P5050708_taura_ekimae 途中で友人と落ち合い、午前中に田浦駅に着いて、黙々と海側の線路跡を歩くと、喉も渇き、お腹も空いてきた。

P5050714_taura_suzujiya 田浦駅へと戻り、跨線橋を渡り山側へと行く。駅前は広々としたロータリーで昭和初期を思わせる。昔は沢山のバスが発着していたに違いない。

昨年寄った駅前の「鈴木家」は、やはり閉まっていた。国道へ出れば、何かあるはずである。

P5050721_mukasino_kaido 国道16号は山と山に挟まれて、駅のところだけトンネルから表に出ている。その狭いところに数軒ある。旅館の看板などもあるが、どこもやっていない。

P5050724_taura_tunnel トンネルの向こう側には「確か店があった」と私が言い、狭い歩道を歩き出すと、トンネルの入口に古そうな細い道が山に向かって伸びていた。写真を撮っていると、空の寿司桶をいくつか積んだ出前のバイクがやって来て、トンネルに入っていく。

「少なくも、寿司屋があるね。」「やってるね。」

P5050735_taurano_syotengai トンネルを抜けると、郵便局やガソリンスタンド、向こうの方には数件の商店が見える。横須賀線のガードとの中ほどの信号まで行くと右手に「お好み焼き」の文字。暖簾も出ている。

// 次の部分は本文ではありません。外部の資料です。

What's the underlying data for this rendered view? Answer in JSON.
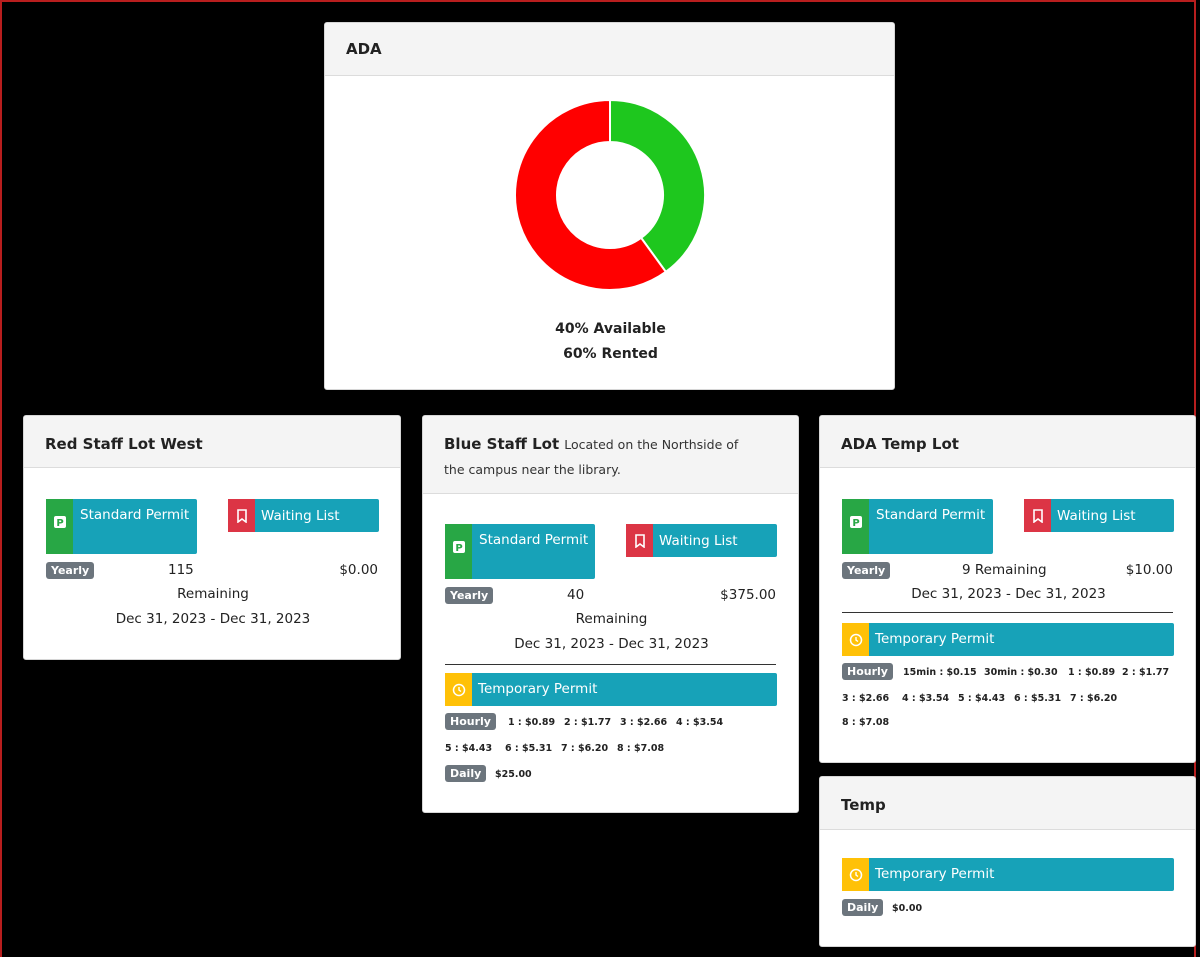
{
  "ada_card": {
    "title": "ADA",
    "available_label": "40% Available",
    "rented_label": "60% Rented",
    "available_pct": 40,
    "rented_pct": 60,
    "available_color": "#1ec71e",
    "rented_color": "#ff0000"
  },
  "red_lot": {
    "title": "Red Staff Lot West",
    "standard_label": "Standard Permit",
    "waiting_label": "Waiting List",
    "period_badge": "Yearly",
    "remaining_count": "115",
    "remaining_word": "Remaining",
    "price": "$0.00",
    "dates": "Dec 31, 2023 - Dec 31, 2023"
  },
  "blue_lot": {
    "title": "Blue Staff Lot",
    "subtitle_a": "Located on the Northside of",
    "subtitle_b": "the campus near the library.",
    "standard_label": "Standard Permit",
    "waiting_label": "Waiting List",
    "period_badge": "Yearly",
    "remaining_count": "40",
    "remaining_word": "Remaining",
    "price": "$375.00",
    "dates": "Dec 31, 2023 - Dec 31, 2023",
    "temp_label": "Temporary Permit",
    "hourly_badge": "Hourly",
    "hourly_rates": [
      "1 : $0.89",
      "2 : $1.77",
      "3 : $2.66",
      "4 : $3.54",
      "5 : $4.43",
      "6 : $5.31",
      "7 : $6.20",
      "8 : $7.08"
    ],
    "daily_badge": "Daily",
    "daily_rate": "$25.00"
  },
  "ada_temp_lot": {
    "title": "ADA Temp Lot",
    "standard_label": "Standard Permit",
    "waiting_label": "Waiting List",
    "period_badge": "Yearly",
    "remaining": "9 Remaining",
    "price": "$10.00",
    "dates": "Dec 31, 2023 - Dec 31, 2023",
    "temp_label": "Temporary Permit",
    "hourly_badge": "Hourly",
    "hourly_rates": [
      "15min : $0.15",
      "30min : $0.30",
      "1 : $0.89",
      "2 : $1.77",
      "3 : $2.66",
      "4 : $3.54",
      "5 : $4.43",
      "6 : $5.31",
      "7 : $6.20",
      "8 : $7.08"
    ]
  },
  "temp_card": {
    "title": "Temp",
    "temp_label": "Temporary Permit",
    "daily_badge": "Daily",
    "daily_rate": "$0.00"
  },
  "icons": {
    "standard": "parking-icon",
    "waiting": "bookmark-icon",
    "temporary": "clock-icon"
  }
}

「ここでいいね。」と顔を見合わせるように信号を渡ると、信号から山側へ古い商店街が延びていた。

P5050739_kaeru_de_gansu もう、喉は渇き、腹は空き、すがるように入った店は、広島風お好み焼きの「かえる」という店だった。店に入って座敷に座った途端に汗が噴出してくる。歩いているうちは気にならなかったが、随分と暑い中を歩いていたのだ。

「まずはビールを軽く行きますか」と生を二杯頼み、「ぶちうまキャベツ」と「広島直送 かえる DE がんす」を頼む。

一杯目のビールは、お腹のどこに入ったのかも分からないほど、簡単に身体に染み込んでいってしまった。仕方なしにもう一杯頼む。

ママさんの旦那さんは自衛隊だとかで、元々は呉にいたらしい。田浦へ来て13年ほどという。「がんす」というのも、向こうの食べ物で、呉から送ってもらっているとか。ハムカツのような口当たり、味はさつま揚げとでも云おうか。なかなか美味い。広島風お好み焼きを半分ずつ食べて店をでる。

P5050754_sankaku 気になるのは、信号の正面に伸びている商店街である。山に挟まれたところに川を挟むように狭い道が伸び、その道沿いに家々が山に向かって続いている。

P5050759_byouin 川に挟まれた三角の不動産屋、その先には昔のおもちゃ屋。日に焼けて色あせたおもちゃの箱が並んでいるのが、昔のイメージなのである。右手には和菓子屋、そして左手に洒落た洋館。病院であった。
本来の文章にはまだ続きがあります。